FERNANDO PESSOA O LA METAFÍSICA DE LAS SENSACIONES 23 -05- 2004

jueves, abril 05, 2007


Los estudios sobre Pessoa, se habían centrado hasta ahora en un análisis literario y hasta psiquiátrico, pero nunca se había analizado su pensamiento adentrándose en su articulación, bajo una estética de las sensaciones como un arte poético en si mismo, buscando su unidad, uniendo esa aparente fragmentación de su obra, sus heterónimos, y comprendiendo que el poeta era (es) en si mismo un
laboratorio de sensaciones. Un atanor poético. Una conciencia universal de los múltiples personajes que ocupan al poeta, al modo
como lo hace el novelista, manteniendo una unidad expresiva y una coherencia en sus sentimientos.

Ignacio Bellido.

La estética de Pessoa comporta un arte poético que considera las sensaciones, como unidades primeras a partir de las cuales el artista
construye su lenguaje. Es sorprendente que esta teoría no haya merecido mayor atención, pues desde el principio al fin de su obra, Fernando Pessoa no cesa de hablar, de pensar, de tomar como tema las sensaciones hasta el punto de fundar un movimiento literario el "sensacionismo" en el que todas las cuestiones clásicas
que manifiesta su poesía: los heterónimos, la realidad, el sueño, la conciencia, la vida giran alrededor de su doctrina de las sensaciones.
Esta es la tesis principal que sostiene José Gil en su obra "Fernando Pessoa o la metafísica de las sensaciones"(Ed. Relógio d´Agua. Lisboa.1985)
No deja de ser tranquilizador para la poesía, que se haya hecho un abordaje de la obra de Pessoa, desde este rigor interpretativo, que puede muy bien aunarse con lo literario, complementarse, para llegar a la comprensión lo más profunda posible, de las claves de creación del poeta.
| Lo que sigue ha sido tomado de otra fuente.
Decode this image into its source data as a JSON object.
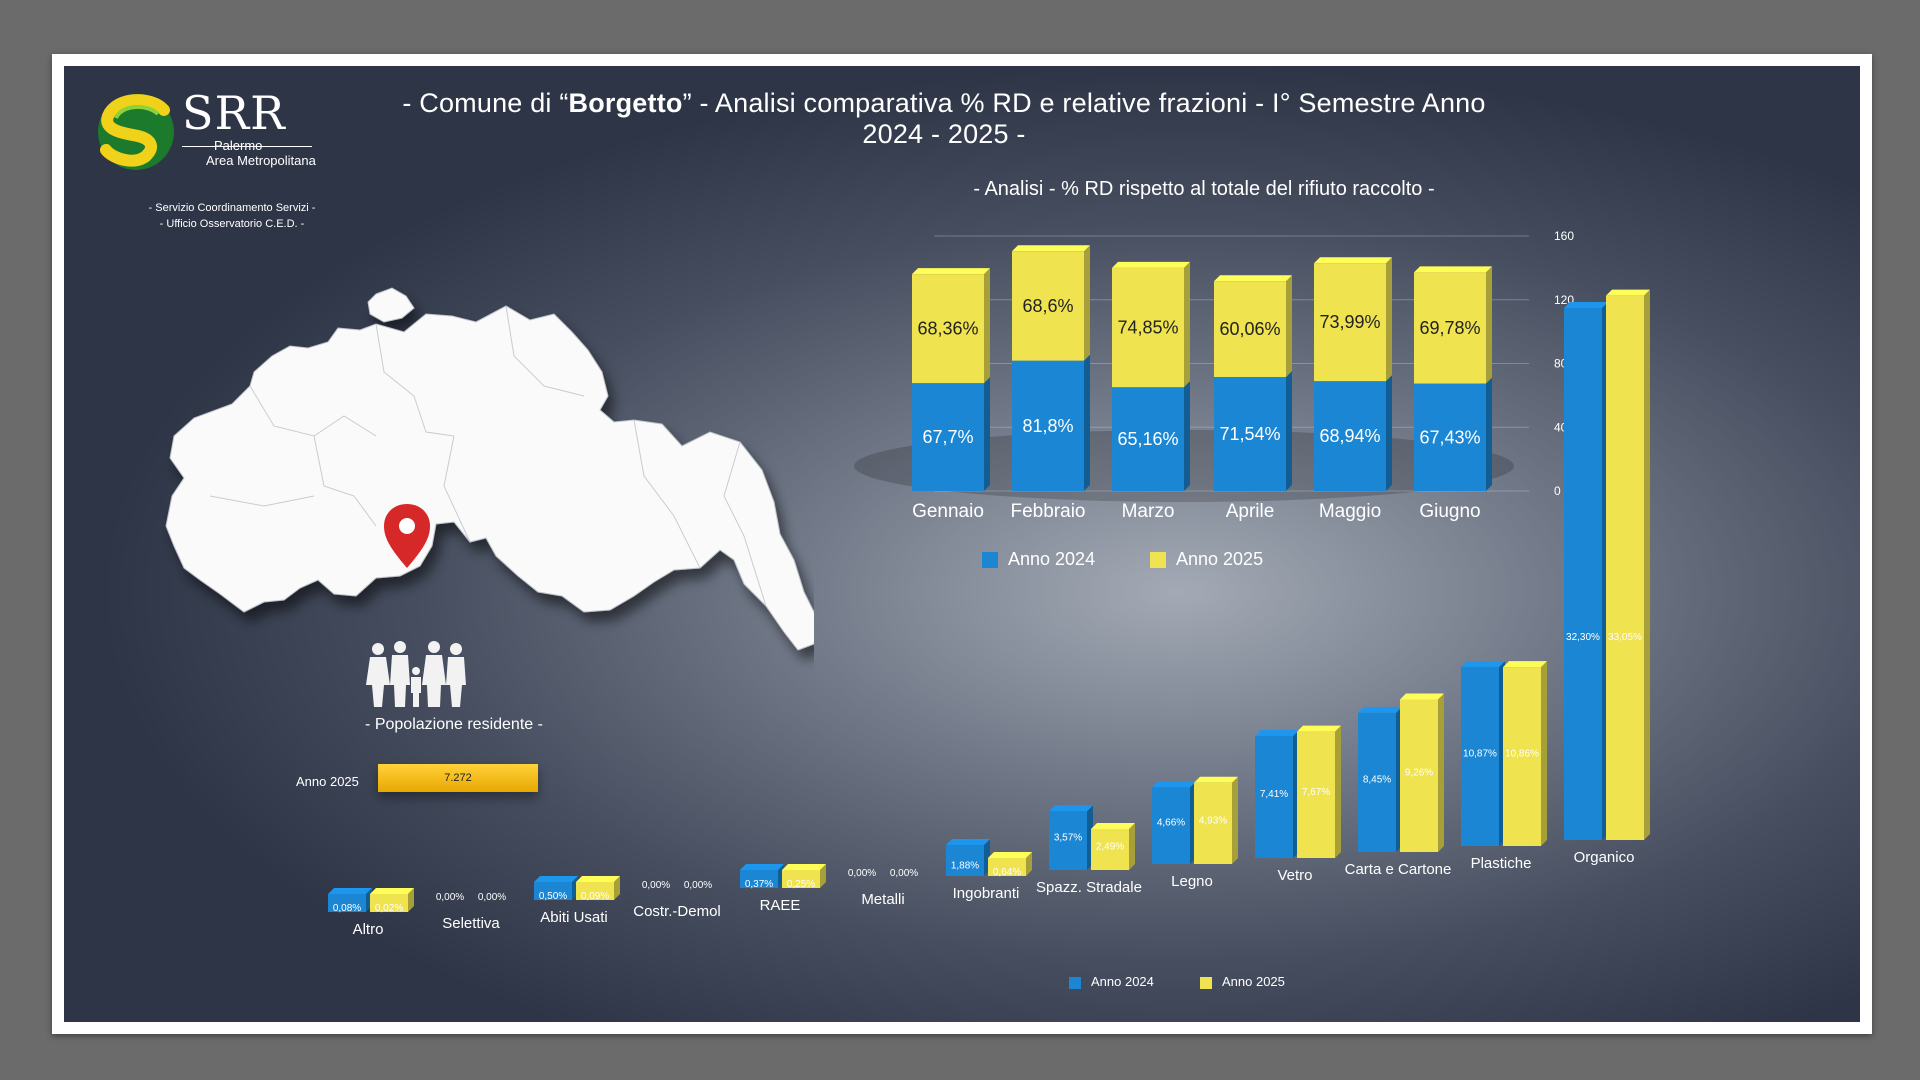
{
  "header": {
    "title_prefix": "- Comune di “",
    "title_name": "Borgetto",
    "title_suffix": "” - Analisi comparativa % RD e relative frazioni - I° Semestre Anno 2024 - 2025 -",
    "subtitle": "- Analisi - % RD rispetto al totale del rifiuto raccolto -"
  },
  "logo": {
    "main": "SRR",
    "line1": "Palermo",
    "line2": "Area Metropolitana",
    "service1": "- Servizio Coordinamento Servizi -",
    "service2": "- Ufficio Osservatorio C.E.D. -"
  },
  "population": {
    "label": "- Popolazione residente -",
    "year": "Anno 2025",
    "value": "7.272"
  },
  "colors": {
    "blue": "#1a86d4",
    "yellow": "#efe34f",
    "pin": "#d62828"
  },
  "icons": [
    "location-pin-icon",
    "family-icon"
  ],
  "chart_data": [
    {
      "type": "bar",
      "stacked": true,
      "categories": [
        "Gennaio",
        "Febbraio",
        "Marzo",
        "Aprile",
        "Maggio",
        "Giugno"
      ],
      "series": [
        {
          "name": "Anno 2024",
          "values": [
            67.7,
            81.8,
            65.16,
            71.54,
            68.94,
            67.43
          ],
          "labels": [
            "67,7%",
            "81,8%",
            "65,16%",
            "71,54%",
            "68,94%",
            "67,43%"
          ]
        },
        {
          "name": "Anno 2025",
          "values": [
            68.36,
            68.6,
            74.85,
            60.06,
            73.99,
            69.78
          ],
          "labels": [
            "68,36%",
            "68,6%",
            "74,85%",
            "60,06%",
            "73,99%",
            "69,78%"
          ]
        }
      ],
      "ylim": [
        0,
        160
      ],
      "yticks": [
        "0",
        "40",
        "80",
        "120",
        "160"
      ],
      "legend": "bottom"
    },
    {
      "type": "bar",
      "categories": [
        "Altro",
        "Selettiva",
        "Abiti Usati",
        "Costr.-Demol",
        "RAEE",
        "Metalli",
        "Ingobranti",
        "Spazz. Stradale",
        "Legno",
        "Vetro",
        "Carta e Cartone",
        "Plastiche",
        "Organico"
      ],
      "series": [
        {
          "name": "Anno 2024",
          "values": [
            0.08,
            0.0,
            0.5,
            0.0,
            0.37,
            0.0,
            1.88,
            3.57,
            4.66,
            7.41,
            8.45,
            10.87,
            32.3
          ],
          "labels": [
            "0,08%",
            "0,00%",
            "0,50%",
            "0,00%",
            "0,37%",
            "0,00%",
            "1,88%",
            "3,57%",
            "4,66%",
            "7,41%",
            "8,45%",
            "10,87%",
            "32,30%"
          ]
        },
        {
          "name": "Anno 2025",
          "values": [
            0.02,
            0.0,
            0.09,
            0.0,
            0.25,
            0.0,
            0.64,
            2.49,
            4.93,
            7.67,
            9.26,
            10.86,
            33.05
          ],
          "labels": [
            "0,02%",
            "0,00%",
            "0,09%",
            "0,00%",
            "0,25%",
            "0,00%",
            "0,64%",
            "2,49%",
            "4,93%",
            "7,67%",
            "9,26%",
            "10,86%",
            "33,05%"
          ]
        }
      ],
      "legend": "bottom"
    }
  ]
}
Hay algún estudio, que con cierto lamento he de nombrar, en los que "las claves" de la poesía de Pessoa, se pretendían
encontrar en un personalidad disociada, cercana a la esquizofrenia, con rasgos de doble, triple, y hasta cuádruple personalidad y que al tiempo estaba matizada por su enolismo. Para fortuna de la psiquiatría y de la poesía, estos estudios no han progresado en el tiempo, y están muy exentos de rigor en lo psiquiátrico, y totalmente ausentes de rigor en lo poético.
Quizá la obra de José Gil, que hemos mencionado, sea una de las más profundas aproximaciones que se han hecho de los sentimientos del poeta, y nos lleva a la comprensión de que el poeta en si era todo un laboratorio poético centrado fundamentalmente en su obra "El libro del desasosiego" y firmado por Bernardo Soares. Uno de sus heterónimos,Ricardo Reis ,fue usado incluso por el novelista Saramago , como protagonista de una de sus novelas.
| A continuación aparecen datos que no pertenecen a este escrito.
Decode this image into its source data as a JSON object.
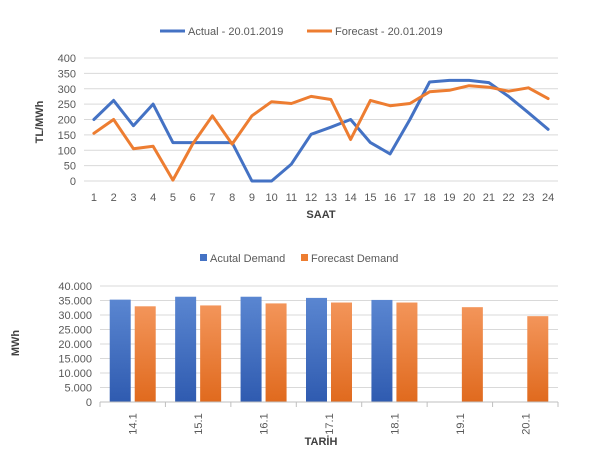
{
  "chart_data": [
    {
      "type": "line",
      "title": "",
      "xlabel": "SAAT",
      "ylabel": "TL/MWh",
      "categories": [
        "1",
        "2",
        "3",
        "4",
        "5",
        "6",
        "7",
        "8",
        "9",
        "10",
        "11",
        "12",
        "13",
        "14",
        "15",
        "16",
        "17",
        "18",
        "19",
        "20",
        "21",
        "22",
        "23",
        "24"
      ],
      "ylim": [
        0,
        400
      ],
      "yticks": [
        "0",
        "50",
        "100",
        "150",
        "200",
        "250",
        "300",
        "350",
        "400"
      ],
      "grid": true,
      "legend": "top",
      "series": [
        {
          "name": "Actual - 20.01.2019",
          "color": "#4472C4",
          "values": [
            200,
            262,
            180,
            250,
            125,
            125,
            125,
            125,
            0,
            0,
            55,
            152,
            175,
            200,
            125,
            88,
            200,
            322,
            327,
            327,
            320,
            275,
            222,
            168
          ]
        },
        {
          "name": "Forecast - 20.01.2019",
          "color": "#ED7D31",
          "values": [
            155,
            200,
            105,
            113,
            3,
            120,
            212,
            120,
            212,
            258,
            252,
            275,
            265,
            135,
            262,
            245,
            252,
            290,
            295,
            310,
            305,
            292,
            303,
            268
          ]
        }
      ]
    },
    {
      "type": "bar",
      "title": "",
      "xlabel": "TARİH",
      "ylabel": "MWh",
      "categories": [
        "14.1",
        "15.1",
        "16.1",
        "17.1",
        "18.1",
        "19.1",
        "20.1"
      ],
      "ylim": [
        0,
        40000
      ],
      "yticks": [
        "0",
        "5.000",
        "10.000",
        "15.000",
        "20.000",
        "25.000",
        "30.000",
        "35.000",
        "40.000"
      ],
      "grid": true,
      "legend": "top",
      "series": [
        {
          "name": "Acutal Demand",
          "color": "#4472C4",
          "values": [
            35300,
            36300,
            36300,
            35900,
            35200,
            null,
            null
          ]
        },
        {
          "name": "Forecast Demand",
          "color": "#ED7D31",
          "values": [
            33000,
            33300,
            34000,
            34300,
            34300,
            32700,
            29600
          ]
        }
      ]
    }
  ]
}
Así pues podemos interpretar los heterónimos, no como un hecho de personalidad disociada, sino como una toma de conciencia de que el poeta(y el novelista de manera ostensible) está ocupado por muchos personajes, que pueden independizarse y dar lugar a un lenguaje muy diferenciado, y hasta biográfico, muy independientes de "la verdadera personalidad" del poeta. El nacimiento de los heterónimos, es una posición clara de esta teoría que fue elevada con magisterio por Pessoa y que hoy es un claro exponente de esta realidad de las mil caras: las mil caras de la poesía. Las enormes posibilidades expresivas que supone, y al tiempo la toma de conciencia de que muchos personajes ocupan al poeta, como al novelista, de una forma consciente, y conscientemente Pessoa hace uso de ellos para ampliar su capacidad de expresión, al modo como lo hace el novelista con sus personajes.
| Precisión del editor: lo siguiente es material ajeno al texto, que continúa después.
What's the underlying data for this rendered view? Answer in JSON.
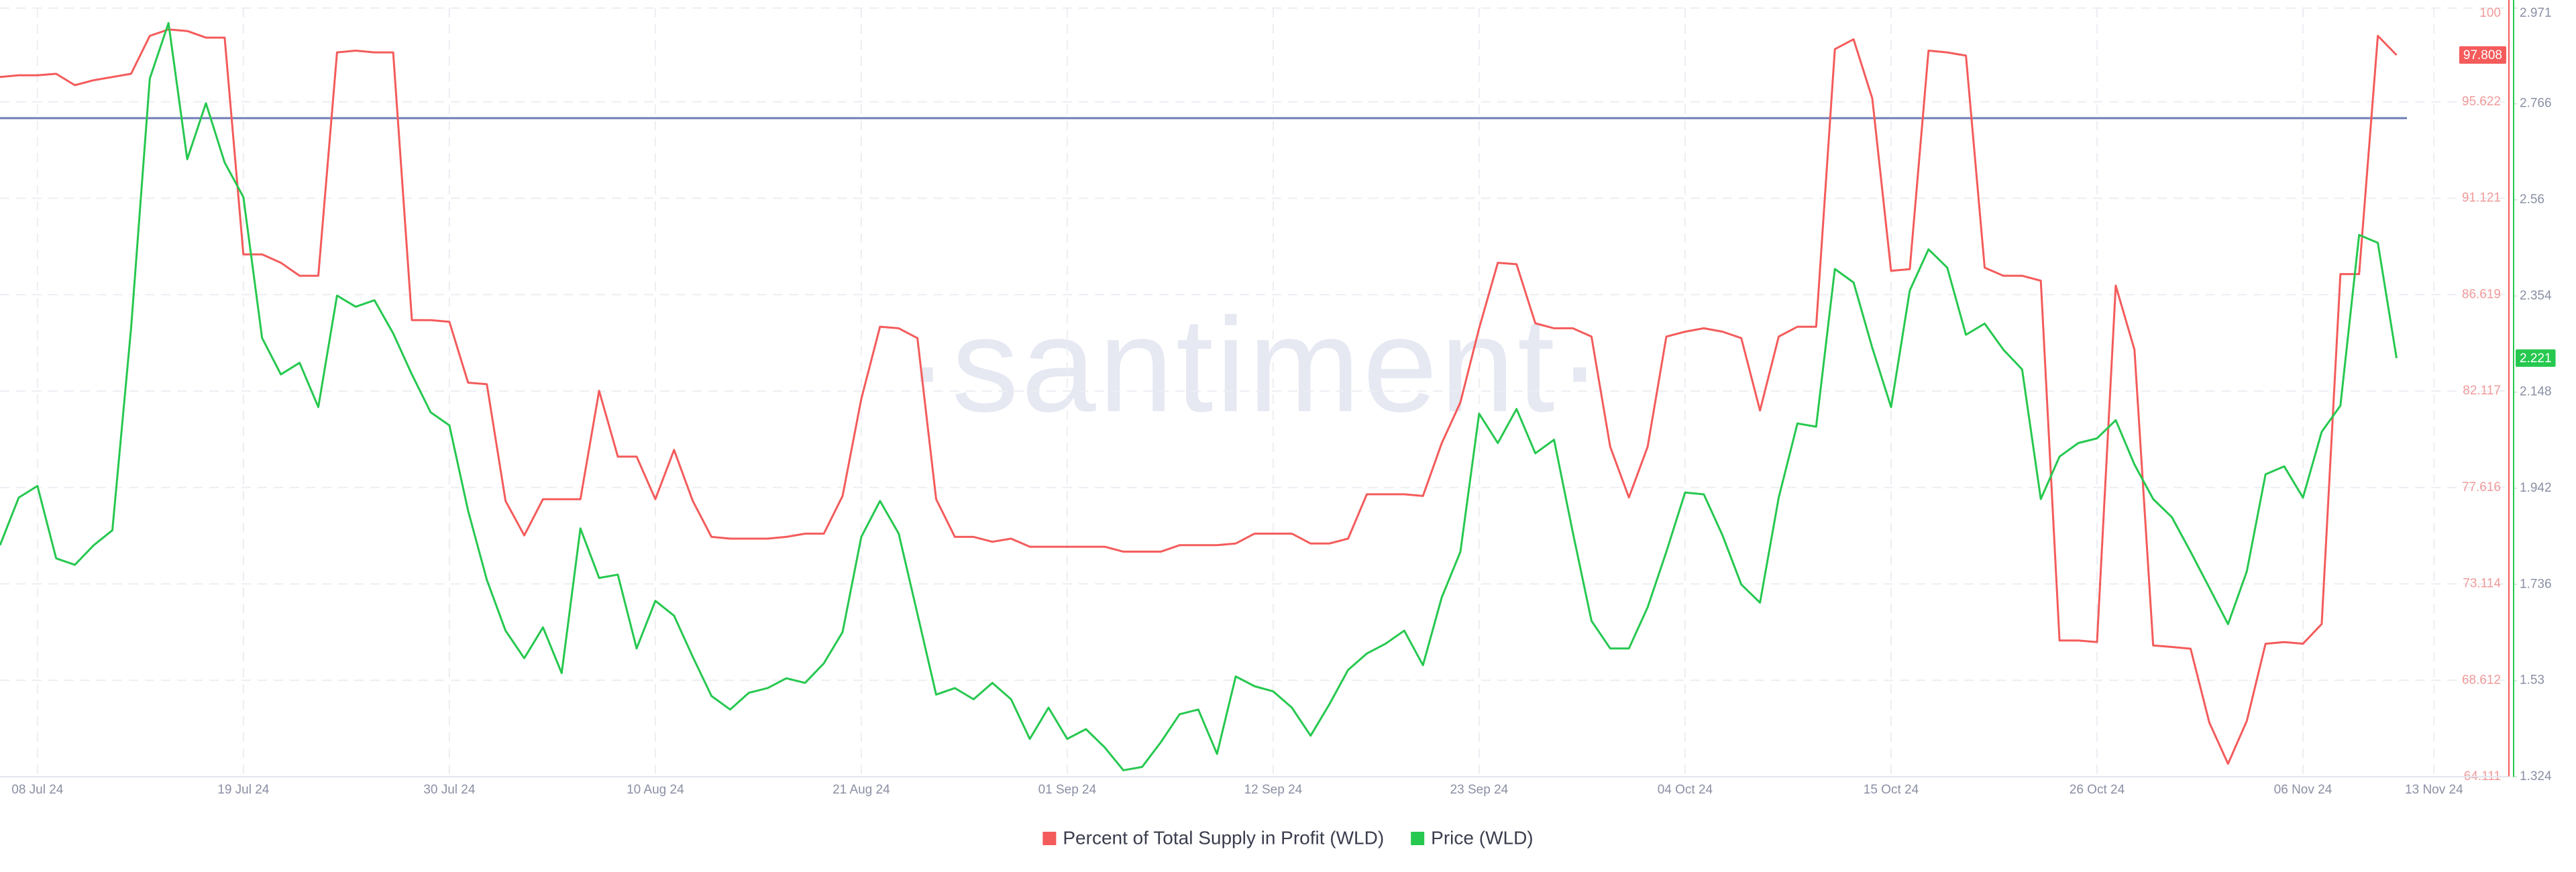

Es pues la obra de Fernando Pessoa, un conjunto, una unidad plena de sensaciones en sus diversos personajes, que se aúnan en una sola personalidad del poeta. En una personalidad única, que supo comprender y entregar su múltiple visión coherente y asimilable de su poesía.
Una aproximación a las sensaciones del poeta, desde el punto de vista metafísico, reforzará esta teoría, y desde ella podremos aprehender y conocer, el significado y la unidad de la obra del poeta como un laboratorio lingüístico y de sensaciones, como una gran unidad, un sentimiento de universalidad,
un llegar iniciático y hasta esotérico al abismo de la palabra y de la sensación, pero también un llegar pleno de significado en el aspecto
psicológico y poético, muy lejano a especulaciones de su patobiografía , que debe de quedarse en el atanor de sensibilidades y dolores, al que tiene que enfrentarse todo poeta en su entrega de vivencias y en la elaboración de sus sensaciones.
Quede pues el acercamiento de Pessoa, en sus múltiples personajes, al mecanismo de creación del novelista,
tomando y usando los personajes que le ocupan para llegar a una
plenitud expresiva, y a una conciencia de multiplicidad.